Les résistances contre le mariage homosexuel continuent d’exacerber le débat de société. Mais la toute récente promulgation de la loi marque une étape irréversible.
Sans attendre plus longtemps, les premiers couples homosexuels entament leurs démarches administratives. « Nous sommes venues récupérer les formulaires », expliquent Corinne et Laurence, ce mardi matin sur la place de l’Hôtel de ville de Saint-Paul.
Le couple veut faire les choses en grand. « On aimerait que ça soit Mme Bello qui nous unisse », persiste Corinne, chef d’entreprise de 51 ans, habitant Fleurimont.
« Pendant trois ans, on en a parlé, on en a souffert. On envisageait à un moment donné de se pacser. Mais le texte du PACS est pour moi à revoir pour les couples homosexuels. C’est un texte qui apporte des obligations mais pas les mêmes droits que pour les gens unis par le mariage traditionnel », déplore Corinne.
Dans cette optique, le vote du mariage homosexuel en France est vécu comme une libération inespérée au bout de trois ans et quelques mois de vie commune avec la saint-pierroise Laurence. « Le mariage, c’est pour nous une finalité, un accomplissement, une reconnaissance des autres aussi », complète Laurence, 24 ans, en formation pour devenir ambulancière.
Si cette union représente en effet une concrétisation, elle ne représentera que la moitié du chemin à parcourir.

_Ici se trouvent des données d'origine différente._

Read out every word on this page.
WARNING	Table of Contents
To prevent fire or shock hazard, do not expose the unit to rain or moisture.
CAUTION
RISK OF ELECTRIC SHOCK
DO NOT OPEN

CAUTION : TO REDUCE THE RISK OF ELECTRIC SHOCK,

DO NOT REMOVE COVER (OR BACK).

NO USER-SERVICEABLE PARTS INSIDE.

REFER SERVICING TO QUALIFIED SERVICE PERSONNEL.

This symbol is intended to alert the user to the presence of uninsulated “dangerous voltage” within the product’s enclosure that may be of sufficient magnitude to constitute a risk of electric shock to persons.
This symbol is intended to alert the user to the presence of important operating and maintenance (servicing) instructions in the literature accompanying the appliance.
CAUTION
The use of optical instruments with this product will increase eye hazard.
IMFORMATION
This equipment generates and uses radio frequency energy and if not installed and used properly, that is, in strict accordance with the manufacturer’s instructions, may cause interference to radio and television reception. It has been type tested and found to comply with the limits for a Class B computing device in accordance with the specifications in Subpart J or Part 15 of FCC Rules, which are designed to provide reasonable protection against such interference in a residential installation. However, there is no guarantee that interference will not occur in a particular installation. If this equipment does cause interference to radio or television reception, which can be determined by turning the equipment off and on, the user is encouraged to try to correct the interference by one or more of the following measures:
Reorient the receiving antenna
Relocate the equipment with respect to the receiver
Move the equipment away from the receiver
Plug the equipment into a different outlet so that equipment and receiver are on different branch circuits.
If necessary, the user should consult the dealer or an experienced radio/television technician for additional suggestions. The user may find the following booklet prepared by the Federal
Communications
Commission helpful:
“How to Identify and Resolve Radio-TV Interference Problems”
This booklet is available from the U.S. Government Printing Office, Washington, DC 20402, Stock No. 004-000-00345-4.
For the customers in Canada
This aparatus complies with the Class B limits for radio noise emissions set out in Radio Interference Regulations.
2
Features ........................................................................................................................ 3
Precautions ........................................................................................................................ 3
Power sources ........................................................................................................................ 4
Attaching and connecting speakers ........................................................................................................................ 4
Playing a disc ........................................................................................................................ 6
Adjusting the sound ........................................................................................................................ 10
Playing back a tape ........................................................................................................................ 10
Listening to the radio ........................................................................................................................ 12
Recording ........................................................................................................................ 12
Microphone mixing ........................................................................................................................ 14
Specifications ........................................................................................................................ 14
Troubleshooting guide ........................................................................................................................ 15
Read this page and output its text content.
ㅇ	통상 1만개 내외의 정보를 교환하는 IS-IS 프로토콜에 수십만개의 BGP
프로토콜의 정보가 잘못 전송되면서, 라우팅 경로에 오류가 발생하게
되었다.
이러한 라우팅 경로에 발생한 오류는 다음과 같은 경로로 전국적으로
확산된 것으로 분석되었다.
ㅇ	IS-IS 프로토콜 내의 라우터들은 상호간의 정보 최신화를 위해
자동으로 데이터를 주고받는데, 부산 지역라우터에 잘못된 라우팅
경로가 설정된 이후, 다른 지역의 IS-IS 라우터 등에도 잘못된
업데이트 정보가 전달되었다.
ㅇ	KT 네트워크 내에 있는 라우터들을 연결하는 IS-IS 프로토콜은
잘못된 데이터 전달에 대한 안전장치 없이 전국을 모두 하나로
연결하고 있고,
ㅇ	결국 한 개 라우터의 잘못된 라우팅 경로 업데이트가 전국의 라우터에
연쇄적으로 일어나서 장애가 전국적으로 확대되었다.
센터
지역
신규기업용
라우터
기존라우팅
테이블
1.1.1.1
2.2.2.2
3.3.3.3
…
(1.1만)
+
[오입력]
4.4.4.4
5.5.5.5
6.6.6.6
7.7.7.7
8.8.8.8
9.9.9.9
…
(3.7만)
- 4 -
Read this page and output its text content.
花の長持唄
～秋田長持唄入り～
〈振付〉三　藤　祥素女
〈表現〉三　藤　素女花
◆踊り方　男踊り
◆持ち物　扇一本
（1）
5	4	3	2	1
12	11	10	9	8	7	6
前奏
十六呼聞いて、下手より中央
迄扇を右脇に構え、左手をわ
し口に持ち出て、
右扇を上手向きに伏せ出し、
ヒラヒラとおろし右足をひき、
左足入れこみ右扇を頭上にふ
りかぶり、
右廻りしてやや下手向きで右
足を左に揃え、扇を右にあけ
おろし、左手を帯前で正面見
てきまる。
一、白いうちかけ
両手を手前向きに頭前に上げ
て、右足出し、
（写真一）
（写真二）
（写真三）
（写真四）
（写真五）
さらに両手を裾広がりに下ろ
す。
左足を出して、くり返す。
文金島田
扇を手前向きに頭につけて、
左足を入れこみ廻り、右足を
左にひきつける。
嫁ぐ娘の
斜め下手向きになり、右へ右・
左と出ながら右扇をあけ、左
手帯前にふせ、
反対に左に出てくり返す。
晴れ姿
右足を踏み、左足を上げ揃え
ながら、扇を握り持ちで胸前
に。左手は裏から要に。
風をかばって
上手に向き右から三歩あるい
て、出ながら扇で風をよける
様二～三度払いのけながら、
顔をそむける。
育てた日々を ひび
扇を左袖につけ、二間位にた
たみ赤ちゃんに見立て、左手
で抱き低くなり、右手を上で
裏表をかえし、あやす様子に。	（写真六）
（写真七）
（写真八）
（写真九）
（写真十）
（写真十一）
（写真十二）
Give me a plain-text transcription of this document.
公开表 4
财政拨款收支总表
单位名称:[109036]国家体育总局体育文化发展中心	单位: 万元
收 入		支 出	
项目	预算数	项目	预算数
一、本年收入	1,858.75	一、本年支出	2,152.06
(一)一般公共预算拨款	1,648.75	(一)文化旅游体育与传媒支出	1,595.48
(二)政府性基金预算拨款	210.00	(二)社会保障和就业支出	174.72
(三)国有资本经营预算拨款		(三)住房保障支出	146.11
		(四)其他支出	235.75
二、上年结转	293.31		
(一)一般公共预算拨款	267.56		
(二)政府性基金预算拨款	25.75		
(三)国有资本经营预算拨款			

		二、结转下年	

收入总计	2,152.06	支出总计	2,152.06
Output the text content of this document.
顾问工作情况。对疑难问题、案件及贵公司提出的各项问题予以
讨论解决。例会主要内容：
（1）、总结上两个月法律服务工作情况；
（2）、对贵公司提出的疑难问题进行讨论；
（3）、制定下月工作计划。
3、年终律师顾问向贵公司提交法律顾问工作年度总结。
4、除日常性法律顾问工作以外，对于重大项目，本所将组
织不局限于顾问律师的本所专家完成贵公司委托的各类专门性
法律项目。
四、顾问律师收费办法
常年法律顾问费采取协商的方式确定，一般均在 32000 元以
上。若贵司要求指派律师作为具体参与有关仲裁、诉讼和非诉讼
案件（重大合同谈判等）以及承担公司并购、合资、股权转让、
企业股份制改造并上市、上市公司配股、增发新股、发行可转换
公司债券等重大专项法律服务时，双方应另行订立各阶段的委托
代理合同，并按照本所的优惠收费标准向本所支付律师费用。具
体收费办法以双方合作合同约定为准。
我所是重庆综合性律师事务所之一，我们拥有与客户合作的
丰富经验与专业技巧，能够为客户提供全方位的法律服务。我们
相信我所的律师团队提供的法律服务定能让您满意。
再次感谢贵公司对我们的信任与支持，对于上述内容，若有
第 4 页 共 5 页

La raison : le couple souhaite s’engager dans la co-parentalité au plus vite. « Cela se fera dans les mêmes termes que le mariage », c’est-à-dire « rapidement », envisagent-elles. « Je ne peux plus avoir d’enfant », concède Corinne. « Je n’en ai jamais eu. Je le ressens comme un manque pour être complètement épanouie dans la vie. Avant, je ne me sentais pas prête à avoir un enfant. Suis-je hétéro ? Suis-je homo, suis-je bi ?Je suis allée au bout des deux situations », explique Corinne qui avoue être « restée dans une hétérosexualité jusqu’à l’âge de 28 ans » tout en sachant dès ses 13 ans que « j’étais amoureuse de mes camarades… féminines ».
Insémination artificielle en Belgique ou en Espagne
La parentalité tant désirée amènera le couple à franchir les frontières: « Nous procéderons par insémination artificielle. Nous irons le faire en Belgique ou en Espagne ». Une décision prise avec regret. « Si ça avait été possible en France, on l’aurait fait ici », concède Laurence. « Ce n’est pas qu’on fuit, c’est tout simplement que l’on ne nous autorise pas à être reconnue comme tout couple hétérosexuel pouvant donner vie. Donc, on va aller où les droits sont en notre faveur », précise-t-elle. « Dans l’absolu, rappellent les deux femmes, nous aurions préféré une insémination par une personne connue mais on n’a pas trouvé la personne qui puisse accepter ce genre de chose », ajoute la jeune femme. C’est donc vers l’anonymat du géniteur autorisé dans ces pays d’Europe que le couple se tourne.
Sur le parvis de l’Hôtel de ville de Saint-Paul, comme une ultime répétition, Corinne et Laurence se tiennent la main sans fuir les regards. « On va se présenter à l’accueil de l’état-civil comme un couple qui depuis peu a le droit de se marier », assurent-elles. La rencontre avec Huguette Bello sera remise à plus tard mais elles espèrent bien devenir, pour le symbole, le premier couple de même sexe uni à Saint-Paul, et pourquoi pas à La Réunion.